L’effort de défense n’est pas seulement le garant de l’indépendance nationale et de la sécurité de nos compatriotes à l’étranger, c’est aussi un moteur de l’économie. Les masses financières qui y sont investies sont trop souvent considérées comme perdues, alors qu’une grande partie d’entre elles reviennent aux industries nationales, soit directement, soit par le biais de partenariats.

Ainsi, le chiffre d’affaires de l’industrie aéronautique et spatiale française s’est élevé, en 2006, à 32 milliards d’euros, dont 73 % à l’exportation, avec 48 milliards d’euros de prises de commandes au cours de l’année. Le carnet de commandes des entreprises du secteur représente plus de cinq années d’activités, le plus important d’entre eux étant celui d’EADS.

L’industrie aéronautique emploie 131 000 personnes en France, avec un flux de 10 000 recrutements par an, ce à quoi il faut ajouter 80 000 personnes employées par 4 000 sous-traitants. En 2006, le solde commercial de ce secteur a été de 12,4 milliards d’euros, ce qui, au passage, représente à peu près le coût des 35 heures.

Les crédits du programme « Équipement des forces » s’élèveront à 9,8 milliards d’euros en autorisations d’engagement et à 10,4 milliards d’euros en crédits de paiement. [...]


[...] La maîtrise de l’information constituera aussi, à n’en pas douter, un domaine clef pour notre autonomie de décision et nos capacités d’action.

Sur le plan budgétaire, l’année 2008 sera marquée par une très nette diminution des autorisations d’engagement dans le domaine spatial. Les besoins sont certes moindres, après les réalisations de ces dernières années, mais cela montre surtout que notre programme spatial se trouve en attente de perspective. Je veux croire que ce reflux ne sera que temporaire, car nul ne conteste aujourd’hui le caractère stratégique des capacités spatiales dans les domaines de la défense et de la sécurité.

Il faudra en tirer les conclusions dans la prochaine loi de programmation, tant pour pérenniser les moyens actuels que pour acquérir de véritables capacités opérationnelles en matière d’écoute ou d’alerte sur les tirs de missiles balistiques.

Dans l’immédiat, le lancement de la conception du satellite successeur d’Hélios II nous semble urgent. [...]


[...] Je termine par le renseignement de sécurité, qui concerne en tout premier lieu la DGSE, la Direction générale de la sécurité extérieure.

Il faut saluer une évolution positive des investissements techniques, absolument nécessaire compte tenu des flux croissants d’information et de communication à traiter. Cet effort devra impérativement être poursuivi au cours des prochaines années.

La stagnation des crédits de fonctionnement est en revanche difficilement justifiable, au vu des besoins supplémentaires liés à l’entrée en service de nouveaux équipements.

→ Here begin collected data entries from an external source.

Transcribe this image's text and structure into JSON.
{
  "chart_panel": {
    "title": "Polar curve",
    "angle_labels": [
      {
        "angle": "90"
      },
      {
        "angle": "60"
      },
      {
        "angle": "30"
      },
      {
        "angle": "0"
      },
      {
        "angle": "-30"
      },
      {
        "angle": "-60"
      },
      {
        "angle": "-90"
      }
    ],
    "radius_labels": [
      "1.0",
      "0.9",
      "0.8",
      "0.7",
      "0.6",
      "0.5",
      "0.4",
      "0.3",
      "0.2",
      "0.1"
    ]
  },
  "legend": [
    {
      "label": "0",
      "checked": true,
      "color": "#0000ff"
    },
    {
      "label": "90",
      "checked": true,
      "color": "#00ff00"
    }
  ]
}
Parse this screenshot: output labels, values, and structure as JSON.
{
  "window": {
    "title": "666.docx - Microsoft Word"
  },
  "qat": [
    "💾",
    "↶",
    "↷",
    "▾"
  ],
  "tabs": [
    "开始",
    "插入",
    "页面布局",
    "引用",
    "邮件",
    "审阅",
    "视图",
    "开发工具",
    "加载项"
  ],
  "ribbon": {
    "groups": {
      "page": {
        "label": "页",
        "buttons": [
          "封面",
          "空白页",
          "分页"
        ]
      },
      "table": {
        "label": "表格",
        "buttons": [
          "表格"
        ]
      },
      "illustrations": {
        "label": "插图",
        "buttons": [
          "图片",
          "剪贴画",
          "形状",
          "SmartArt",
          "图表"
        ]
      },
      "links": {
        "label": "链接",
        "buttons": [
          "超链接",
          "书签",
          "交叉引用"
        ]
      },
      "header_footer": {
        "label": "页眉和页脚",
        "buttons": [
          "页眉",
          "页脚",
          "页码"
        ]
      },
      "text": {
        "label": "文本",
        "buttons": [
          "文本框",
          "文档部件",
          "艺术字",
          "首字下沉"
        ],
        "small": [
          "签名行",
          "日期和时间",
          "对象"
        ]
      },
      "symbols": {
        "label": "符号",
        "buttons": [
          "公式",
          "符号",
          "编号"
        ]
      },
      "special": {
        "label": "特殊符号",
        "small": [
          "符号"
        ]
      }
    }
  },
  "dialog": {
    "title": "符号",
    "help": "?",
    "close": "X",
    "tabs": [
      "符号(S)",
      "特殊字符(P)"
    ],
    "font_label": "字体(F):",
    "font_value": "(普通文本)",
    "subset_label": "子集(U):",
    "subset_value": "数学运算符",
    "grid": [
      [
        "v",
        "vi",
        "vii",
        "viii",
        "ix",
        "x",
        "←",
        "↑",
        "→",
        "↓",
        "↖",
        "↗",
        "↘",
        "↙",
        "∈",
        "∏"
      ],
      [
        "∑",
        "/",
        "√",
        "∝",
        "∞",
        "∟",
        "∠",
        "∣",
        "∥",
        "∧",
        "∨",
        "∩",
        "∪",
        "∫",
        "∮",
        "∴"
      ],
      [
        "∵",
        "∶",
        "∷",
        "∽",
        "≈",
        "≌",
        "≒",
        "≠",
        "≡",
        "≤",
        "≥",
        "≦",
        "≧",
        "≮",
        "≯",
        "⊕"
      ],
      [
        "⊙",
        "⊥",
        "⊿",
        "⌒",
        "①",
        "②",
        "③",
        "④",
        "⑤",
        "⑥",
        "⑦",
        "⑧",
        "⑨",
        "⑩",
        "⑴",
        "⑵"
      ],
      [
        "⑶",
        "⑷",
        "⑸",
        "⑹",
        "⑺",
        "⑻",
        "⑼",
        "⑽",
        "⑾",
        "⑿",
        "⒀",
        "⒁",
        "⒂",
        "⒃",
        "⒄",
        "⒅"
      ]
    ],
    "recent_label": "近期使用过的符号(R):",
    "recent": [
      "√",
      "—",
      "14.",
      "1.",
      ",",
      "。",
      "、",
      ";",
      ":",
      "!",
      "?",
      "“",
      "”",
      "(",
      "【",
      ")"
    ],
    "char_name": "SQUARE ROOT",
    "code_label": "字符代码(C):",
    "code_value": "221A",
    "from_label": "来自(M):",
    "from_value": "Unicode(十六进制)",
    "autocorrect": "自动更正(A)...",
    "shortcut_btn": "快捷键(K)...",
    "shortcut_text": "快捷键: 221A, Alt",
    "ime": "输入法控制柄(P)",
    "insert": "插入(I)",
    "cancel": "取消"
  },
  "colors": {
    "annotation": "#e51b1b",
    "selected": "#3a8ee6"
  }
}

Enfin, il est surprenant que l’augmentation lente mais continue des effectifs de la DGSE, qui avait été engagée ces dernières années, soit désormais stoppée. Depuis le début de la décennie, ce service doit relever des défis croissants avec des effectifs nettement inférieurs à ceux des services britanniques ou même allemands. La structure de ses personnels reste par ailleurs trop déséquilibrée, au détriment des emplois de cadres, en nombre insuffisant.

La mise en adéquation des moyens humains de la DGSE avec ses missions reste encore à opérer. Le projet de budget pour 2008 est malheureusement en total décalage avec cet objectif, à un moment où chacun s’accorde à dire que les moyens de renseignement, de connaissance et d’anticipation doivent jouer un rôle fondamental dans notre politique de défense, tant pour la protection de notre territoire et de notre population que pour la garantie de notre autonomie de décision et l’efficacité de nos opérations.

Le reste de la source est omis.